Vorsichtshalber fügt Richard in seine Gedankenkette noch ein paar Totschlagargumente ein, damit der heutige Leser vor dem bösen, großen Literaturkritiker gewarnt ist: Nicht, daß er ihm am Ende noch recht gibt. So erinnert Richard daran, daß Barbey d'Aurevilly Monarchist war und außerdem ziemlich intolerant*, was in unserer Gesellschaft freilich beides zu den größten Häresien gehört. Und fast noch schlimmer:

„Er reiht sich in die Tradition einer katholischen Kritik ein, die aus parteilichen theologischen Gründen in Goethe stets einen gefährlichen Feind gesehen hat: Weder der getaufte Protestant findet Gnade noch der Dilettant, der sich auf der Suche nach einem Synkretismus von allen Religionen und Glaubensrichtungen nährt, bis er im Evolutionismus, dem Freimaurertum und dem Atheismus Halt findet.“

Nun gut, das allein wären für mein Empfinden ja schon genug Gründe, Goethe nicht zu mögen. Was auch immer Barbey d'Aurevilly jedenfalls tat: Er pfiff auf literarische Moden und auf den Zeitgeist, und das gefällt mir.

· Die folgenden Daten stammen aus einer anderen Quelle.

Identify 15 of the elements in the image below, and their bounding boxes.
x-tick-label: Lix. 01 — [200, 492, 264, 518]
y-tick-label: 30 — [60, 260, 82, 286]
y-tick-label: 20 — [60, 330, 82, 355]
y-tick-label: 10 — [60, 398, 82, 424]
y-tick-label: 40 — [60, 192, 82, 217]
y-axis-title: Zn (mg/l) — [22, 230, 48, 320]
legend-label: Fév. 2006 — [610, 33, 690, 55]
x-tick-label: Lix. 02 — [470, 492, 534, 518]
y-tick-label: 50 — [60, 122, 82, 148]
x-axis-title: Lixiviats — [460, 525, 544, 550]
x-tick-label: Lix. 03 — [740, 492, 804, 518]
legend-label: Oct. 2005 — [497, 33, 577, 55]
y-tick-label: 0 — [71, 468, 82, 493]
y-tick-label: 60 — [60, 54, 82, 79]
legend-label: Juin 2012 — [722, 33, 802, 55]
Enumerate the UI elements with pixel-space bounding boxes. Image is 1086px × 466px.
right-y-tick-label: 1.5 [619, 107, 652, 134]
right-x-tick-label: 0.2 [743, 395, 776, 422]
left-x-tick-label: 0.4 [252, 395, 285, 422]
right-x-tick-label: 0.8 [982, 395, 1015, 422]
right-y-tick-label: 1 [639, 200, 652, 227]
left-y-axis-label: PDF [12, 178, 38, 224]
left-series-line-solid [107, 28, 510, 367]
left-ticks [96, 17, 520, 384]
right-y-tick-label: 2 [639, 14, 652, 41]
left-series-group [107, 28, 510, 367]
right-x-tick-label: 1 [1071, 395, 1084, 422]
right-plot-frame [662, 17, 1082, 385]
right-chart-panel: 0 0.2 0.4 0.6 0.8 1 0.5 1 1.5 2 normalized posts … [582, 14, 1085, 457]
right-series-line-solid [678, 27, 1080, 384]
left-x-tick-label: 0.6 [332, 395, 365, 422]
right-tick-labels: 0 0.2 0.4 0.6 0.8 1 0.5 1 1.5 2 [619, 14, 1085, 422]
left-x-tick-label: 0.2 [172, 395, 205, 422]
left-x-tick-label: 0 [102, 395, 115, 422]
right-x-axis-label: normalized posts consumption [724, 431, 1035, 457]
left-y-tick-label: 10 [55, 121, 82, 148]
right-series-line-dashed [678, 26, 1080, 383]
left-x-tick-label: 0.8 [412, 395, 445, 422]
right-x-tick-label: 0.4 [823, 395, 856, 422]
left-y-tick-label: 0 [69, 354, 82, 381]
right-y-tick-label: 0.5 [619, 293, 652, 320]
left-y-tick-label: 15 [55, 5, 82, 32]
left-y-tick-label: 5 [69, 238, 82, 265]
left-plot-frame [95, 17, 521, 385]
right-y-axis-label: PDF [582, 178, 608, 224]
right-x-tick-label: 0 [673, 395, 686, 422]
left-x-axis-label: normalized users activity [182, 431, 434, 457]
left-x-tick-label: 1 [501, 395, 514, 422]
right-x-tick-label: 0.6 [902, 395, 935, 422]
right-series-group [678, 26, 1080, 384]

Ach ja, ich hätte da noch eine ziemlich gut erhaltene (weil lediglich kurz angelesene und dann schnell ins Bücherregal verfrachtete) Insel-Ausgabe von Dichtung und Wahrheit, die ich wirklich nicht mehr brauche. Wenn die also einer haben will...

*Toleranz - da habe ich gerade erst irgendwo eine schöne Definition gelesen: bedeutet heute, sämtliche Meinungen gleichzeitig für wahr zu halten. Wenn ich jetzt nur wüßte, wer das gesagt hat...

Jules Barbey d'Aurevilly: Gegen Goethe, Berlin: Matthes & Seitz, 2006.